Feminism is often dismissed as an out-dated ideology; even though its central objective hasn’t yet been achieved. Despite claims the fight’s been won, so-called gender equality is a fallacy. When women in the 70s burned their bras, do you think they imagined 30 years on women would be taking their bras off in a whole different manner: in lads mags and tabloid papers? Now more than ever we’re bombarded with images of scantily clad females and all this is doing is teaching a generation that a woman’s value is directly proportionate to her sexual desirability.
It’s not surprising that a recent survey revealed that 32 per cent of girls aged 13 to 18 were aspiring models, compared with just 20 per cent of wannabe doctors. The message widely disseminated is that a breast enhancement is a more promising investment than an education. What’s more, while UK equal pay legislation came into force 40 years ago, women working full-time still earn, on average, 16.4 per cent less per hour than their male counterparts.
In Britain, there is a complete dearth of female executives – only 10 per cent of directors, nine per cent of High Court judges and 14 per cent of Vice Chancellors are women. The women who do forge careers in male-dominated environments not only find their professional prospects are directly affected by personal choices such as pregnancy, but they must accept that innuendo and sexist jokes are par for the course.
Were we that surprised when we read how TV sports presenters Richard Keyes and Andy Gray made a joke about football linesman Sian Massey’s understanding of the offside rule? Their comments happened to be recorded, but how long before that had Sian simply had to put up with being ridiculed just for being a woman?

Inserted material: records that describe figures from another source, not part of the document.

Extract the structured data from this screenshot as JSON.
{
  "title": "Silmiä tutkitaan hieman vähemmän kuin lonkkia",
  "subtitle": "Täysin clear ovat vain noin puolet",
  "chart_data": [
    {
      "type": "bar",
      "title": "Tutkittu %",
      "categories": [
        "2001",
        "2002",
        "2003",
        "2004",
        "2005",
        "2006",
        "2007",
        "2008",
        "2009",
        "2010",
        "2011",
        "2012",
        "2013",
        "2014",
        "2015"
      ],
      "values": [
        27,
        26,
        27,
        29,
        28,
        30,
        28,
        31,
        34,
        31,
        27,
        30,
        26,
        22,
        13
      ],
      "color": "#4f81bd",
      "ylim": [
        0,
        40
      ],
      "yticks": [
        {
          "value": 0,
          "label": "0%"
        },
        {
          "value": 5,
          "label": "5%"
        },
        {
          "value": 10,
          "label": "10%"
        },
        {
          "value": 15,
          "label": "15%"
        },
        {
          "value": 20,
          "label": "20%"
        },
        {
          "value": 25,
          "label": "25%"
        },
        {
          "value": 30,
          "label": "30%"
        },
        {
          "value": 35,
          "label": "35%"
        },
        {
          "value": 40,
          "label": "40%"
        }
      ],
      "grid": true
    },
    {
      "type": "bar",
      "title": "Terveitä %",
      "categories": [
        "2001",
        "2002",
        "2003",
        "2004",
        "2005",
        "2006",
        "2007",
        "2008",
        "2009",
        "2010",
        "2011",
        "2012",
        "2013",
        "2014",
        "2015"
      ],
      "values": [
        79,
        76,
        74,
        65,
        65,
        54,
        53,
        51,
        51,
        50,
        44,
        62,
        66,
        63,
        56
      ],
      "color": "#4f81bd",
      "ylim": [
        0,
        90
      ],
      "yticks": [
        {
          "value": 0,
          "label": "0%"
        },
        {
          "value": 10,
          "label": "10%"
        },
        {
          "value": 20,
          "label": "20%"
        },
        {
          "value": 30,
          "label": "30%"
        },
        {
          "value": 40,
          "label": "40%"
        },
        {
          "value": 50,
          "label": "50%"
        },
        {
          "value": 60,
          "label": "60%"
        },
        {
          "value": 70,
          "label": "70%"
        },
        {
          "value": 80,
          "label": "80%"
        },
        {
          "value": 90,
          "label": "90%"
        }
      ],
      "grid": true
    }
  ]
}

There is no shortage of statistics demonstrating the persistence of gender inequality. Yet instead of inciting both slack-jawed horror and progressive action, they’re considered proof that unfairness is part of the status quo. Introspection is detrimental because parity between the sexes cannot be achieved through individual determination alone, but requires a collective effort to promote the need for change. Gender inequality is the cause of female social and professional exclusion and, until this is challenged directly, it will remain a source of oppression.